The mycobiome pipeline failed to detect Blastomyces and Histoplasma in 3 Blastomyces-culture-positive BAL specimen and 1 Histoplasma-culture-positive BAL specimen, respectively. All four specimens contained an abundance of yeast and other common environmental fungi (Candida, Cladosporium, Saccharomyces, Phoma), suggesting that a technical limitation of the method may occur when quantities of fungal taxa are highly disproportionate. Under these circumstances sequences from the predominate taxa (on) may completely overwhelm sequences from the less-abundant taxon so that it is not detected.

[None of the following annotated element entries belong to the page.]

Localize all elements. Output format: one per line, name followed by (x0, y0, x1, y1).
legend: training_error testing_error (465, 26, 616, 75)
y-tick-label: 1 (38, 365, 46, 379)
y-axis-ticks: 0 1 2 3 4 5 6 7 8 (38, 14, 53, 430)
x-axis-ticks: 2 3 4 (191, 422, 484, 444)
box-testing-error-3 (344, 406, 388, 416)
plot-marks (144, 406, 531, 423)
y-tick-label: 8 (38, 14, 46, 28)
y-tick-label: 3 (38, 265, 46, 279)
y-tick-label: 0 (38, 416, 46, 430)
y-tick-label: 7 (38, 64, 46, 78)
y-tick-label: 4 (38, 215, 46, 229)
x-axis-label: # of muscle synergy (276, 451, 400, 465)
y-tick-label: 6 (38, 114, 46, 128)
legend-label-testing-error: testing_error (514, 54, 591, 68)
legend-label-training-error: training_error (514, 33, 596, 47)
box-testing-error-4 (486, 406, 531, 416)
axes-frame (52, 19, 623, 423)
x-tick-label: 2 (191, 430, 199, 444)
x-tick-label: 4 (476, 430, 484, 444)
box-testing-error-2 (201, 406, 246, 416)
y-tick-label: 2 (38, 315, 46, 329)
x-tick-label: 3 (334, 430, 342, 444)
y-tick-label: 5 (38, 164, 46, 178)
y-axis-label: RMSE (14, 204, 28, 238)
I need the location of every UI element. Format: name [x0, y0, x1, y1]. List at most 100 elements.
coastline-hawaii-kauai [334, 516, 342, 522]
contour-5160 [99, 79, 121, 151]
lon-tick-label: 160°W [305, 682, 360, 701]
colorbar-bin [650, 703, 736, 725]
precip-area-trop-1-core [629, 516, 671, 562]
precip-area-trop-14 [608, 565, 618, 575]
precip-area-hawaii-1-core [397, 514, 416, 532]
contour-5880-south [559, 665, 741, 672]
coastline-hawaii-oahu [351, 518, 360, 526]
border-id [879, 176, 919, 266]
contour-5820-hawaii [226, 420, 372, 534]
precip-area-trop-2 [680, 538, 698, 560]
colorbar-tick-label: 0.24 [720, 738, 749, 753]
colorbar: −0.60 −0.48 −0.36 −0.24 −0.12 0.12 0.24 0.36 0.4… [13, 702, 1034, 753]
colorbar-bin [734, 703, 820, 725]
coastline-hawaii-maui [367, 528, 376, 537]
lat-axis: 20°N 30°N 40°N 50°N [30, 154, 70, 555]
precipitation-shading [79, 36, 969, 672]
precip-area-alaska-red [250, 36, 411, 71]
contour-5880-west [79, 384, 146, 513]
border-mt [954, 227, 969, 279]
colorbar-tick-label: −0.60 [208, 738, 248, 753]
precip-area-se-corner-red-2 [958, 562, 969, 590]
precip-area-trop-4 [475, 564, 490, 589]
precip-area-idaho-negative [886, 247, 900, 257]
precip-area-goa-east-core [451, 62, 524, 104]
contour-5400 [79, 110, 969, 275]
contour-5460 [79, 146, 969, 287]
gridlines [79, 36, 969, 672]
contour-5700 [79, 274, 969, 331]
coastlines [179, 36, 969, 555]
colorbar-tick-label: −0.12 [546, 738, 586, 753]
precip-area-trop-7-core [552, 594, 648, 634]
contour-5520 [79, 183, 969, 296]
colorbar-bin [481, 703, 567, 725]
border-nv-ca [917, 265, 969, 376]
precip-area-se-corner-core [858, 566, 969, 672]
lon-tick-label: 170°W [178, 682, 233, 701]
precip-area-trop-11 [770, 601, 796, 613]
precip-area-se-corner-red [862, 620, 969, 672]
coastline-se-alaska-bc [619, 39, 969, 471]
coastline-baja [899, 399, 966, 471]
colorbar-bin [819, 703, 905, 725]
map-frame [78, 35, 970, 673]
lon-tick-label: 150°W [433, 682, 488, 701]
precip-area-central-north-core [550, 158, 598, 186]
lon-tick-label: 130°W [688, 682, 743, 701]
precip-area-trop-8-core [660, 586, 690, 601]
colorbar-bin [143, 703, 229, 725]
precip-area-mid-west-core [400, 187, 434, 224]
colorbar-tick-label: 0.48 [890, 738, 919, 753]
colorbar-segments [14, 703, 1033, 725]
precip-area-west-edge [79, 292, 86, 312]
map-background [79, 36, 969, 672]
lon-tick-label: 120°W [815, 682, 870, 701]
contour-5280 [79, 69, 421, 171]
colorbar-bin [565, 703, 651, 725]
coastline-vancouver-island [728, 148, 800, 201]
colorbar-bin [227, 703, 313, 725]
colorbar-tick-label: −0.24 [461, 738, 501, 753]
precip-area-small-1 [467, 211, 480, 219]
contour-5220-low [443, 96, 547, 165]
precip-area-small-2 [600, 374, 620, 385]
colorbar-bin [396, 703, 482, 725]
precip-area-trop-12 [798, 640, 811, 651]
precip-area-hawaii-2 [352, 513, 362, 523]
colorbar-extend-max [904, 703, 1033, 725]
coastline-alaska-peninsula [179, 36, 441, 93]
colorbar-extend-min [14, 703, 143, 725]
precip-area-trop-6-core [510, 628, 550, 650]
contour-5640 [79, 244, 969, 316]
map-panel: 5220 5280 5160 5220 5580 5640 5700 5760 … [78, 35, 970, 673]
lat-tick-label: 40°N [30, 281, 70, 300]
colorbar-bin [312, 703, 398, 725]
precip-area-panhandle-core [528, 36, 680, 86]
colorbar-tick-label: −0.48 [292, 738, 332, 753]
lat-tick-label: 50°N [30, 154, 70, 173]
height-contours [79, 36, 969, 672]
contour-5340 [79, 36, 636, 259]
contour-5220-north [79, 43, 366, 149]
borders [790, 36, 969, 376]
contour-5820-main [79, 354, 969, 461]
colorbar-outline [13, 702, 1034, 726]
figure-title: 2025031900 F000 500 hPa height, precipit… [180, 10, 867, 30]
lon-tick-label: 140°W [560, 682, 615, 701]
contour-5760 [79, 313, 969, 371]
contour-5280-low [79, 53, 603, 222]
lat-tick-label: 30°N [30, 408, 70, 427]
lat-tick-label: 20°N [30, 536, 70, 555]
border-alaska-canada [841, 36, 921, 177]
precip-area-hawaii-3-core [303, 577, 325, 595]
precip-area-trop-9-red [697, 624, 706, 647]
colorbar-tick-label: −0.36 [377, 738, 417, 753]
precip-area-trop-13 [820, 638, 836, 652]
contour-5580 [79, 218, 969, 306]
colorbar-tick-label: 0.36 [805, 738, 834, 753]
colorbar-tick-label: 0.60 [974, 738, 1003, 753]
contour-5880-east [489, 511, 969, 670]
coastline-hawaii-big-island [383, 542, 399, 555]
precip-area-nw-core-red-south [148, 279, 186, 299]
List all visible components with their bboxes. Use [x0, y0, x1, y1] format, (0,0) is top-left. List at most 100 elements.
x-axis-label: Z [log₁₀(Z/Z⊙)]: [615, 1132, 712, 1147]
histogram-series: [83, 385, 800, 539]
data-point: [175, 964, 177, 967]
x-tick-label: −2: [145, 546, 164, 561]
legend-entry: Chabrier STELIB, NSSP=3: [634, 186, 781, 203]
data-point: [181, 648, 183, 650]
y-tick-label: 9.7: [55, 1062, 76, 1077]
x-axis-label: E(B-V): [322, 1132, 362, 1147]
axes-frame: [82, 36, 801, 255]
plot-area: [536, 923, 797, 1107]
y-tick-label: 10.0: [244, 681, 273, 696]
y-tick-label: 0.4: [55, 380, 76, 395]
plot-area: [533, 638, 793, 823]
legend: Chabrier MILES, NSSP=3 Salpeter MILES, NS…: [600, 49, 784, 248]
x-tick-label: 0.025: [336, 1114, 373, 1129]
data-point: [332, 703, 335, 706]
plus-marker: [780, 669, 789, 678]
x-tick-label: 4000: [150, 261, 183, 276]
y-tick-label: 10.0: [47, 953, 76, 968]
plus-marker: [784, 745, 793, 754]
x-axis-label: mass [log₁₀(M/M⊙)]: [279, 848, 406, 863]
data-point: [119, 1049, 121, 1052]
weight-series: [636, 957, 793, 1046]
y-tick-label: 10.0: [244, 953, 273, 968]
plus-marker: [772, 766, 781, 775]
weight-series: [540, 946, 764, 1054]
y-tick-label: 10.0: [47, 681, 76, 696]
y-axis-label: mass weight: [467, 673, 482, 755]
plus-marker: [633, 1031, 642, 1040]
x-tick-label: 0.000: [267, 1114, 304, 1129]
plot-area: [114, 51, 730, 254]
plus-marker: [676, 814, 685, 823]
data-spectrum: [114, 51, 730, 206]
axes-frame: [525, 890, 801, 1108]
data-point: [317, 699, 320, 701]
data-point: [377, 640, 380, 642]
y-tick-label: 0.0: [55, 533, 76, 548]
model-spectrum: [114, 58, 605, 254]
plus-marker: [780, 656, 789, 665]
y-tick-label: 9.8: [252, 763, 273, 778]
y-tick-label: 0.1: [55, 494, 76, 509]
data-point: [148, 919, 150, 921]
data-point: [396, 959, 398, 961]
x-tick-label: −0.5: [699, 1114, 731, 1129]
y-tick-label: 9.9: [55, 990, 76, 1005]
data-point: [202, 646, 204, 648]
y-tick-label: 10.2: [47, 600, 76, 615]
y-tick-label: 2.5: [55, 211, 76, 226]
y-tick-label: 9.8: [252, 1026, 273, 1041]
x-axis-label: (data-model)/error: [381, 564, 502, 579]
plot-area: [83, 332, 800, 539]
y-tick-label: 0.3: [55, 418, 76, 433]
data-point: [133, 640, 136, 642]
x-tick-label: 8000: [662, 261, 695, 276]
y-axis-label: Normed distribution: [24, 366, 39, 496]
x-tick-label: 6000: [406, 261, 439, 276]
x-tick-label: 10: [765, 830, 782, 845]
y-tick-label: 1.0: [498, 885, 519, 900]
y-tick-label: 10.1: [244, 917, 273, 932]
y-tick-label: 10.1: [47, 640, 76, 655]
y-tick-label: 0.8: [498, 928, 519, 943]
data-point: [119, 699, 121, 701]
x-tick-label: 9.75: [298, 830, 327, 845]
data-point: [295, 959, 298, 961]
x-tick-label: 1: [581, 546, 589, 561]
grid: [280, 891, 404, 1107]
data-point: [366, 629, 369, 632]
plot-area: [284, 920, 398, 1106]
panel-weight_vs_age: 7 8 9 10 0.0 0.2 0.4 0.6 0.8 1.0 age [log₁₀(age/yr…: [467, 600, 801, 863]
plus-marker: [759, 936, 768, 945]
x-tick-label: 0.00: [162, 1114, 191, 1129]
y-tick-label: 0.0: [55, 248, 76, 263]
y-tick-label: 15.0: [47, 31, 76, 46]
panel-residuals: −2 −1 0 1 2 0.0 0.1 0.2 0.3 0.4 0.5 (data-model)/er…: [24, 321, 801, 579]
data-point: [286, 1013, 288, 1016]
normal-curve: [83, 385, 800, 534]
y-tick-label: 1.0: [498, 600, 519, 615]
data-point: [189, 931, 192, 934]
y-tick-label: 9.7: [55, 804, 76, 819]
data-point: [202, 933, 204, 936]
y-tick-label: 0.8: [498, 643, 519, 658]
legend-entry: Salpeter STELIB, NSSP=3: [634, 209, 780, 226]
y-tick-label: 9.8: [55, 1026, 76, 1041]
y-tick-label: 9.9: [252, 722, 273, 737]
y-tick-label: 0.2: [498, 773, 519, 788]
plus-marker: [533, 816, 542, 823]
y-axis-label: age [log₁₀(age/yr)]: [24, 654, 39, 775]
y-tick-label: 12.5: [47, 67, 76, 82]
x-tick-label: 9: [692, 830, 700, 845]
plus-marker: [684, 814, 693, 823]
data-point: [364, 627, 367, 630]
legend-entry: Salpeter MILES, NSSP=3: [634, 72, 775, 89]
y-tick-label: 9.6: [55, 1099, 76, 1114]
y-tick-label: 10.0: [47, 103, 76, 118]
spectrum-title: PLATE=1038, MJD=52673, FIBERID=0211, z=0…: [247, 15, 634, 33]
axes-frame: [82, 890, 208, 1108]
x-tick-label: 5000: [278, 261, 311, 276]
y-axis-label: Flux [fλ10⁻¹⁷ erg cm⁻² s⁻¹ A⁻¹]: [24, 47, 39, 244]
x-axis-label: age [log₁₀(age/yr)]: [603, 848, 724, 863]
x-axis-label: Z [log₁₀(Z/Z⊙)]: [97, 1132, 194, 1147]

The lack of patient data associated with the BAL specimens is a limitation for this study since we were unable to examine whether the NGS pipeline was able to detect less severe or asymptomatic cases of blastomycosis. As another limitation, the collection and storage parameters of BALs in our study were not controlled. Fecal microbiome studies have demonstrated that sample collection and preservation conditions can affect taxa profiles and relative abundances (Choo et al., 2015; Jenkins et al., 2018). Inconsistent and sub-optimal specimen collection and storage conditions may be a source of bias and false-negative results in this study. Future studies would benefit from defined gold standard methods for BAL collection and storage.

Conclusion

In conclusion, accurate reconstruction of fungal communities is challenging. The mycobiome analysis described here is capable of detecting a broad range of fungi and useful for describing fungal communities during fungal pathogensis of the lower respiratory tract. We suggest that total and taxon abundance normalizations may help distinguish fungal infection from transient colonization. Precise application of this concept would be aided by future mycobiome investigations of other invasive fungal infections such as aspergillosis. Furthermore, mycobiome analysis shows promise particularly for the clinical microbiology reference laboratory as a “pathogen-agnostic” method (Miller et al., 2013) to detect fungi in cases where traditional microscopy and culture methods yield negative results and yet there remains high index of suspicion of infection.

Data Availability

Sequences from this project were deposited in the NCBI Sequence Read Archive under accession number PRJNA516455.

Author Contributions

JK, BC, and LM designed the study. LM and JC performed the experiments and data analysis and interpreted the analyzed results. AS provided bioinformatics analysis scripting support. JK, AS, BC, PW, SH, and DG contributed valuable advice on the analyzed results. LM and JK co-authored the manuscript. All authors have read and approved the final manuscript.

Conflict of Interest Statement

The authors declare that the research was conducted in the absence of any commercial or financial relationships that could be construed as a potential conflict of interest.